Four on the floor: Stage set at University of Phoenix Stadium for Final Four
GLENDALE — It’s been built. Now, it’s time to see who will come to play on it.
The NCAA Final Four court was installed at University of Phoenix Stadium on Friday, literally setting the stage for one of the premier events in sport.
Friday’s court installation was one of the final steps of a two-week setup process that included hanging a scoreboard above the court. The venue designed primarily for football will become the first facility in the western U.S. to host the NCAA Tournament’s national semifinal and championship games since 1995 when Seattle’s Kingdome, later demolished, played host to the Final Four.
University of Phoenix Stadium has played host to notable events before, including the Super Bowl and the College Football Playoff National Championship in the past two years, respectively. But nothing quite like this.

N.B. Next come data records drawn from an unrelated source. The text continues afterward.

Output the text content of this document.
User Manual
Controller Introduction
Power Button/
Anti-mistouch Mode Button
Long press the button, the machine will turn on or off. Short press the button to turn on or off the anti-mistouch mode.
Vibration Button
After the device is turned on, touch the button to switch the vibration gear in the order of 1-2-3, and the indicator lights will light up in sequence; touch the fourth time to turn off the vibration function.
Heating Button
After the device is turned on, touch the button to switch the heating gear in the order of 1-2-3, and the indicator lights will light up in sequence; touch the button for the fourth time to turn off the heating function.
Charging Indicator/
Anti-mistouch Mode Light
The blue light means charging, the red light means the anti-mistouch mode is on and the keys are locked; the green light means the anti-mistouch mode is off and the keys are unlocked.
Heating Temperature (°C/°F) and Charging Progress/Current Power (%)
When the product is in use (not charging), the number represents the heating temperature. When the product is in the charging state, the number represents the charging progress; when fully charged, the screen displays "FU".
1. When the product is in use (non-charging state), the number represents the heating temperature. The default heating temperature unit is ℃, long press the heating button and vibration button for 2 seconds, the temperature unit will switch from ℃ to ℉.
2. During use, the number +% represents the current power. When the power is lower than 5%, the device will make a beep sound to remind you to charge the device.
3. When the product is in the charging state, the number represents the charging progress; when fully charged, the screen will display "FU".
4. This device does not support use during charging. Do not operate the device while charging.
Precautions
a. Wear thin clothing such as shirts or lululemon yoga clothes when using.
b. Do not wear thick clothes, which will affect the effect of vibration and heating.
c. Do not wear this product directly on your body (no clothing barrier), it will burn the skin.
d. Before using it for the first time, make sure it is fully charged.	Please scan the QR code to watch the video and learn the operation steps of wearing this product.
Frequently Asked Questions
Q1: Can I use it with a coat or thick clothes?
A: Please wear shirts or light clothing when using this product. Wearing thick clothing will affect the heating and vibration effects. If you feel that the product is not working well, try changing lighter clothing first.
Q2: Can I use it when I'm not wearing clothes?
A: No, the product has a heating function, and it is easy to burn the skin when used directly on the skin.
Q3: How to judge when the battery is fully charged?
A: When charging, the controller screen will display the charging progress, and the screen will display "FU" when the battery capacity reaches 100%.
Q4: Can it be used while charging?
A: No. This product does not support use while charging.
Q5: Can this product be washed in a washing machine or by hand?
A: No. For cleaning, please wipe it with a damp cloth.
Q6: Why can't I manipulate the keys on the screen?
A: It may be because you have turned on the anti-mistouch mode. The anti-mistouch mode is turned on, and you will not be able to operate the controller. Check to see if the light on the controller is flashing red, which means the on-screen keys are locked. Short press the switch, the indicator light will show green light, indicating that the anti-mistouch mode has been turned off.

The games will be the first basketball contests played at the venue since the NCAA regional finals in 2009.
“These guys are clearly excited and enjoying being part of this, and it’s showing in how quickly they’re getting it done,” said Andrew Campbell, the director of partnerships and events for Gerflor, the company in charge of setting up the venue for the tournament.
“It never gets old for us.”
The floor installation process, which is just one small part of a combined effort to prepare University of Phoenix Stadium for the Final Four, takes only five hours to complete. With much of the preparation for both the stadium and for the fan events at the Phoenix Convention Center ahead of schedule, the crew was able to have 10 local workers team with the two lead technicians to put everything together.

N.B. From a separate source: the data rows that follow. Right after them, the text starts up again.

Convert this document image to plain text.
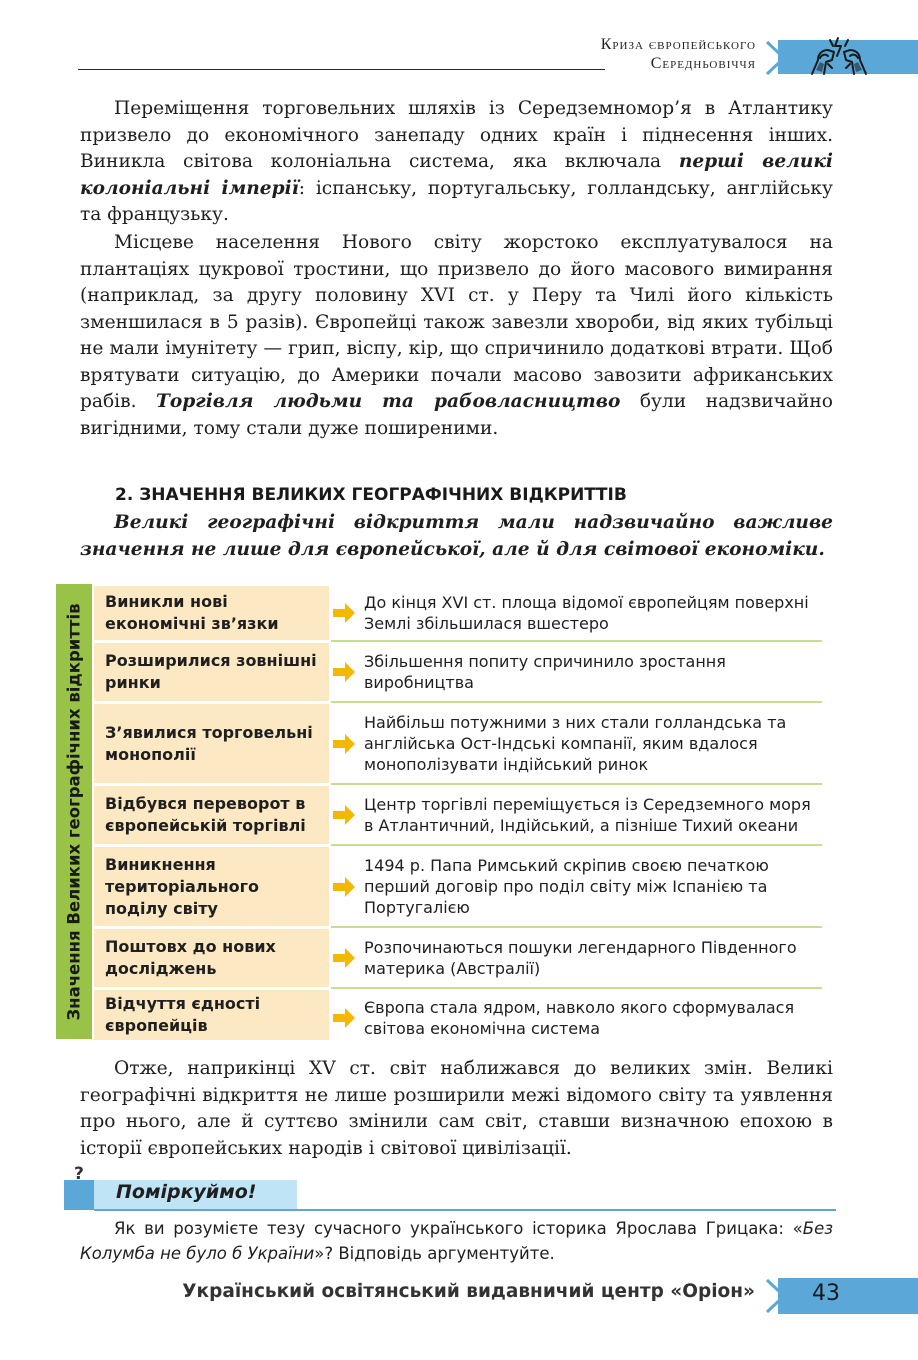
Криза європейського
Середньовіччя
Переміщення торговельних шляхів із Середземномор’я в Атлантику призвело до економічного занепаду одних країн і піднесення інших. Виникла світова колоніальна система, яка включала перші великі колоніальні імперії: іспанську, португальську, голландську, англійську та французьку.
Місцеве населення Нового світу жорстоко експлуатувалося на плантаціях цукрової тростини, що призвело до його масового вимирання (наприклад, за другу половину XVI ст. у Перу та Чилі його кількість зменшилася в 5 разів). Європейці також завезли хвороби, від яких тубільці не мали імунітету — грип, віспу, кір, що спричинило додаткові втрати. Щоб врятувати ситуацію, до Америки почали масово завозити африканських рабів. Торгівля людьми та рабовласництво були надзвичайно вигідними, тому стали дуже поширеними.
2. ЗНАЧЕННЯ ВЕЛИКИХ ГЕОГРАФІЧНИХ ВІДКРИТТІВ
Великі географічні відкриття мали надзвичайно важливе значення не лише для європейської, але й для світової економіки.
Значення Великих географічних відкриттів
Виникли нові економічні зв’язки
Розширилися зовнішні ринки
З’явилися торговельні монополії
Відбувся переворот в європейській торгівлі
Виникнення територіального поділу світу
Поштовх до нових досліджень
Відчуття єдності європейців
До кінця XVI ст. площа відомої європейцям поверхні Землі збільшилася вшестеро
Збільшення попиту спричинило зростання виробництва
Найбільш потужними з них стали голландська та англійська Ост-Індські компанії, яким вдалося монополізувати індійський ринок
Центр торгівлі переміщується із Середземного моря в Атлантичний, Індійський, а пізніше Тихий океани
1494 р. Папа Римський скріпив своєю печаткою перший договір про поділ світу між Іспанією та Португалією
Розпочинаються пошуки легендарного Південного материка (Австралії)
Європа стала ядром, навколо якого сформувалася світова економічна система
Отже, наприкінці XV ст. світ наближався до великих змін. Великі географічні відкриття не лише розширили межі відомого світу та уявлення про нього, але й суттєво змінили сам світ, ставши визначною епохою в історії європейських народів і світової цивілізації.
?
Поміркуймо!
Як ви розумієте тезу сучасного українського історика Ярослава Грицака: «Без Колумба не було б України»? Відповідь аргументуйте.
Український освітянський видавничий центр «Оріон»	43
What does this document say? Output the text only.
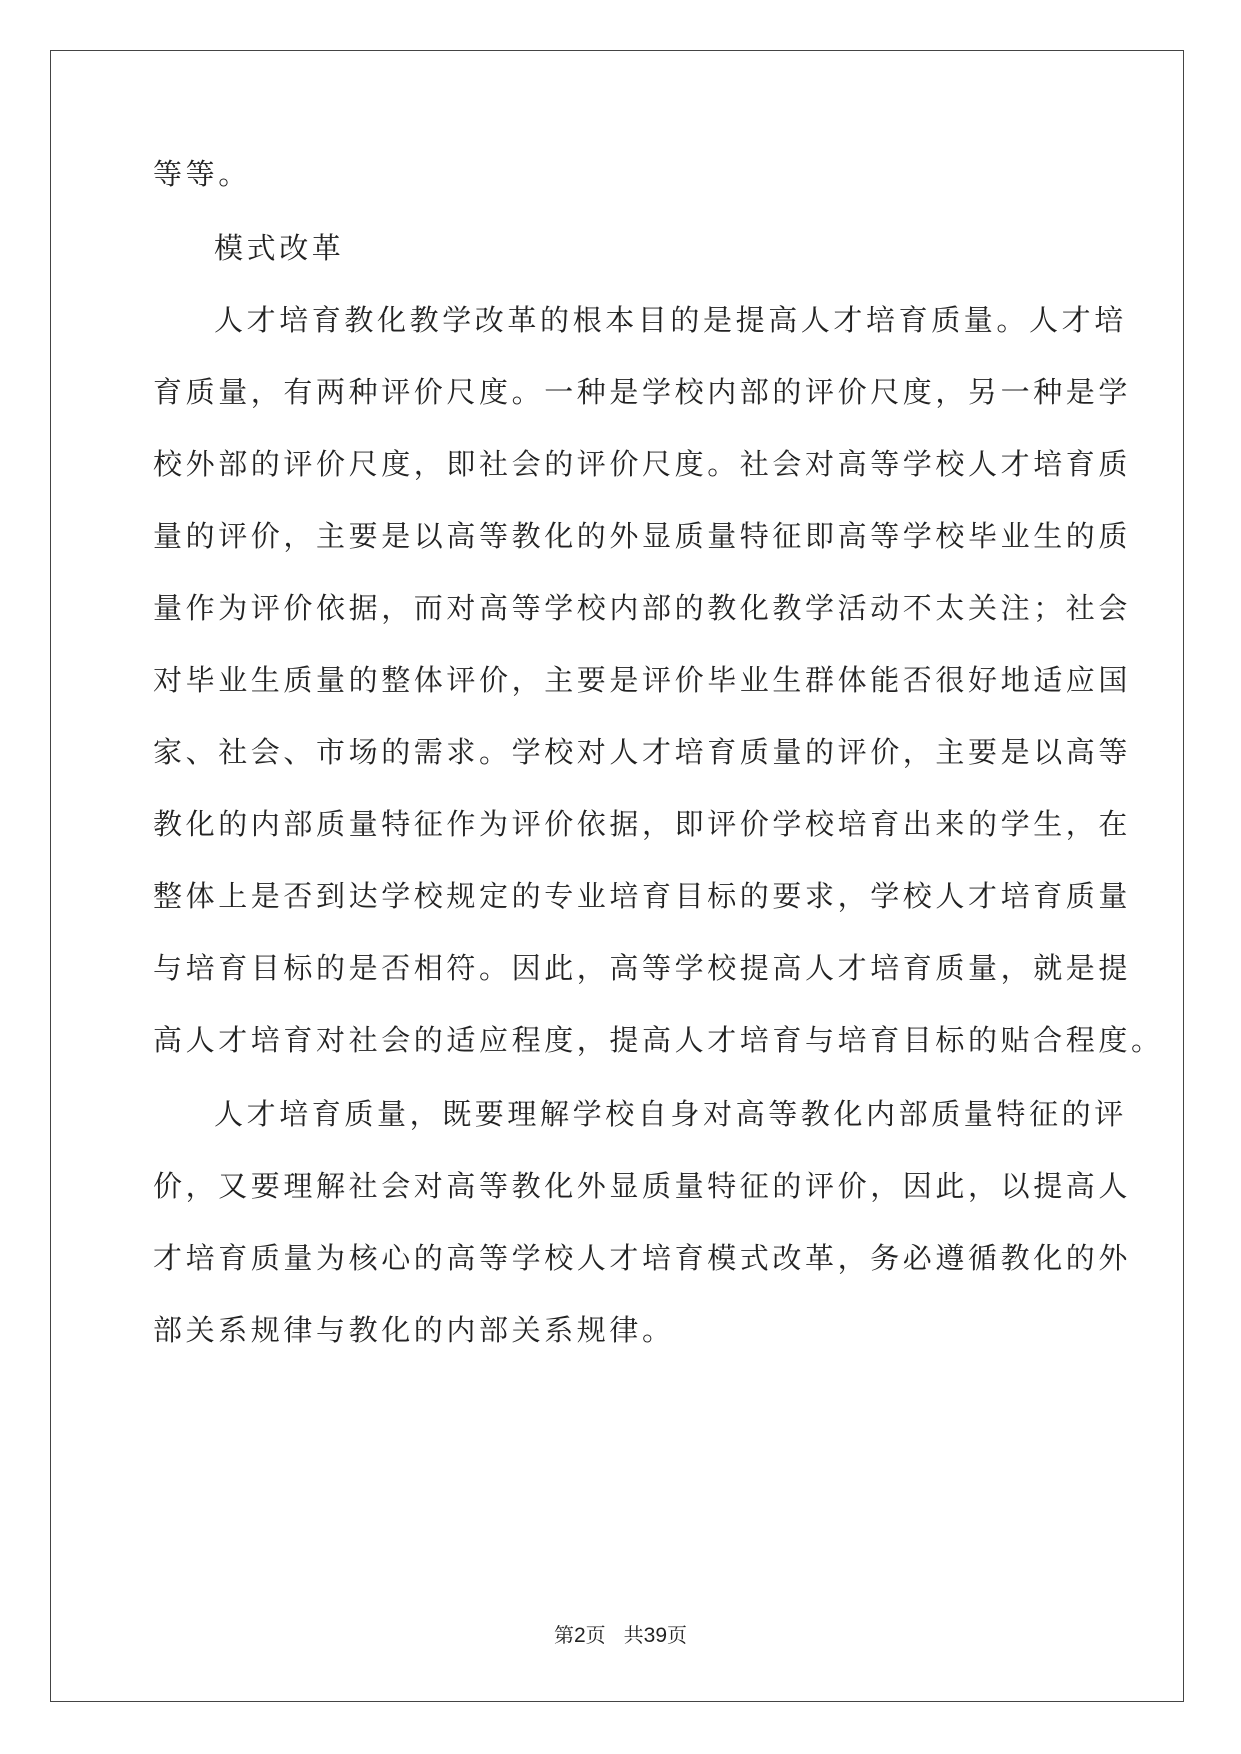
等等。
模式改革
人才培育教化教学改革的根本目的是提高人才培育质量。人才培
育质量，有两种评价尺度。一种是学校内部的评价尺度，另一种是学
校外部的评价尺度，即社会的评价尺度。社会对高等学校人才培育质
量的评价，主要是以高等教化的外显质量特征即高等学校毕业生的质
量作为评价依据，而对高等学校内部的教化教学活动不太关注；社会
对毕业生质量的整体评价，主要是评价毕业生群体能否很好地适应国
家、社会、市场的需求。学校对人才培育质量的评价，主要是以高等
教化的内部质量特征作为评价依据，即评价学校培育出来的学生，在
整体上是否到达学校规定的专业培育目标的要求，学校人才培育质量
与培育目标的是否相符。因此，高等学校提高人才培育质量，就是提
高人才培育对社会的适应程度，提高人才培育与培育目标的贴合程度。
人才培育质量，既要理解学校自身对高等教化内部质量特征的评
价，又要理解社会对高等教化外显质量特征的评价，因此，以提高人
才培育质量为核心的高等学校人才培育模式改革，务必遵循教化的外
部关系规律与教化的内部关系规律。
第2页 共39页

Campbell is one of the two technicians who are now working on their combined 20th Final Four.
“This has been so far one of the best experiences we’ve had for these installations,” Campbell said. “Everyone here at this building from an operations standpoint has been, ‘What can we do for you?’ or ‘How can I help you?’ We were going too fast, which almost never happens.”

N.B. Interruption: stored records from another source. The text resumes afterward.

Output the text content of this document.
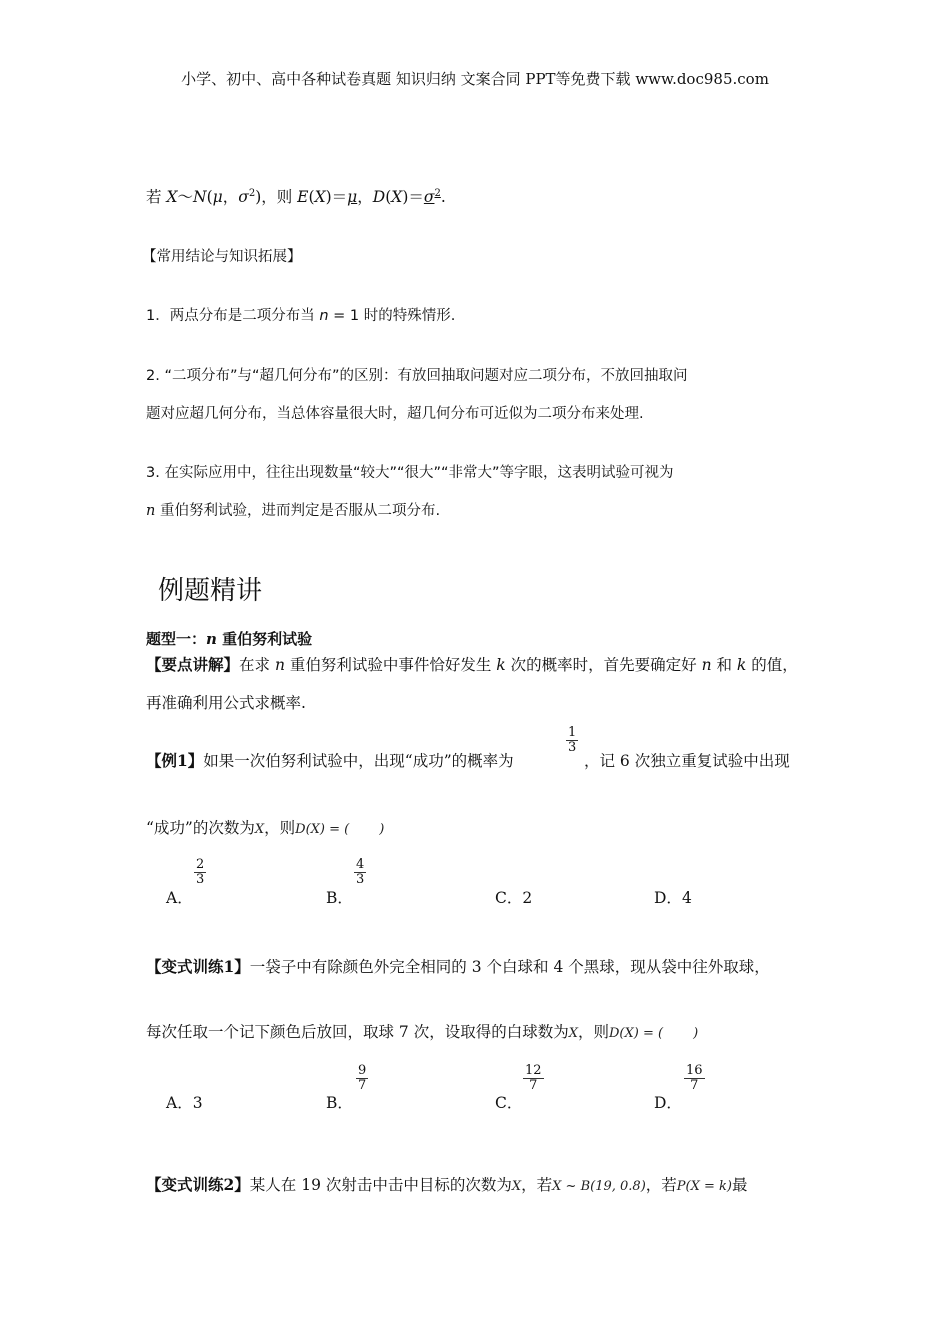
小学、初中、高中各种试卷真题 知识归纳 文案合同 PPT等免费下载 www.doc985.com
若 X～N(μ，$\sigma^2$)，则 E(X)＝μ，$D(X)=\sigma^2$.
【常用结论与知识拓展】
1．两点分布是二项分布当 n = 1 时的特殊情形.
2. “二项分布”与“超几何分布”的区别：有放回抽取问题对应二项分布，不放回抽取问
题对应超几何分布，当总体容量很大时，超几何分布可近似为二项分布来处理.
3. 在实际应用中，往往出现数量“较大”“很大”“非常大”等字眼，这表明试验可视为
n 重伯努利试验，进而判定是否服从二项分布.
例题精讲
题型一：n 重伯努利试验
【要点讲解】在求 n 重伯努利试验中事件恰好发生 k 次的概率时，首先要确定好 n 和 k 的值，
再准确利用公式求概率.
【例1】如果一次伯努利试验中，出现“成功”的概率为
$\frac{1}{3}$
，记 6 次独立重复试验中出现
“成功”的次数为X，则D(X) = ( )
A．
$\frac{2}{3}$
B．
$\frac{4}{3}$
C．2	D．4
【变式训练1】一袋子中有除颜色外完全相同的 3 个白球和 4 个黑球，现从袋中往外取球，
每次任取一个记下颜色后放回，取球 7 次，设取得的白球数为X，则D(X) = ( )
A．3	B．
$\frac{9}{7}$
C．
$\frac{12}{7}$
D．
$\frac{16}{7}$
【变式训练2】某人在 19 次射击中击中目标的次数为X，若X ~ B(19, 0.8)，若P(X = k)最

The court, made from sugar maple trees from the Nature Conservancy’s sustainably managed 24,000-acre Two Hearted River Forest Reserve in Michigan’s Upper Peninsula, will be 140 feet long by 70 feet wide when fully installed — about 20 feet longer and 10 feet wider than the typical NBA floor. This, Campbell said, will give room for the 3 foot raised stage and allow more room for fans to be on the court while still ensuring safety.
“The setup is crazy,” Campbell said. “It’s just a really unique atmosphere for basketball. I think when people come in here, you can see the faces of the athletes and people coming in here. It’s a really cool experience.”
Connor Sports is in charge of constructing the court from its start in September through this week’s installation and next week’s takedown. The Final Four court at University of Phoenix Stadium is one of 21 courts that will be used for games from the First Four in Dayton, Ohio, to the Final Four courts of both the men’s and women’s NCAA Tournaments.
Connor Sports marketing and communications specialist Brooke Cramblitt said the journey the court takes from start to finish is a long one.
Things first came together in September, when the NCAA submitted its design for the court. In November, the maple trees were cut down and milled in Amasa, a city of just 250 people in Michigan’s Upper Peninsula. From there, it went to Idaho Falls, Idaho where the wood was painted during a three-week process. Once the wood cured for a week, the blocks that measure 4 feet by 7 feet were ready to be shipped to the venue and assembled.
“It’s traveled from Michigan to Idaho to Arizona,” Cramblitt said. “It’s incredible. The people that are spending their time making sure this event goes off without a hitch, it’s really amazing. We get to see it all come together for people who are going to be watching these games from across the nation.”
Once a champion is crowned on April 3, the work on the court will once again commence. Around 2 a.m. the morning after the final game, Cramblitt said, crews will begin tearing down the court.
With Friday’s court installation, the only real remaining hurdle to having a full setup is the installation of the basket stanchions, backboards and hoops, which Campbell said Spalding will have installed by this weekend. From then on, everything will be ready to play — it’s just a matter of seeing which teams get there.
No matter who it is hoisting the national championship trophy on April 3, one thing is for sure — Campbell isn’t anticipating another long wait for the Final Four to return to the West.
“I’d love to come back here,” he said. “With an experience like this, I’d love to come back. It’s a spread-out Final Four between Glendale and downtown (Phoenix), but if it goes like this, I’d come back here in a heartbeat.”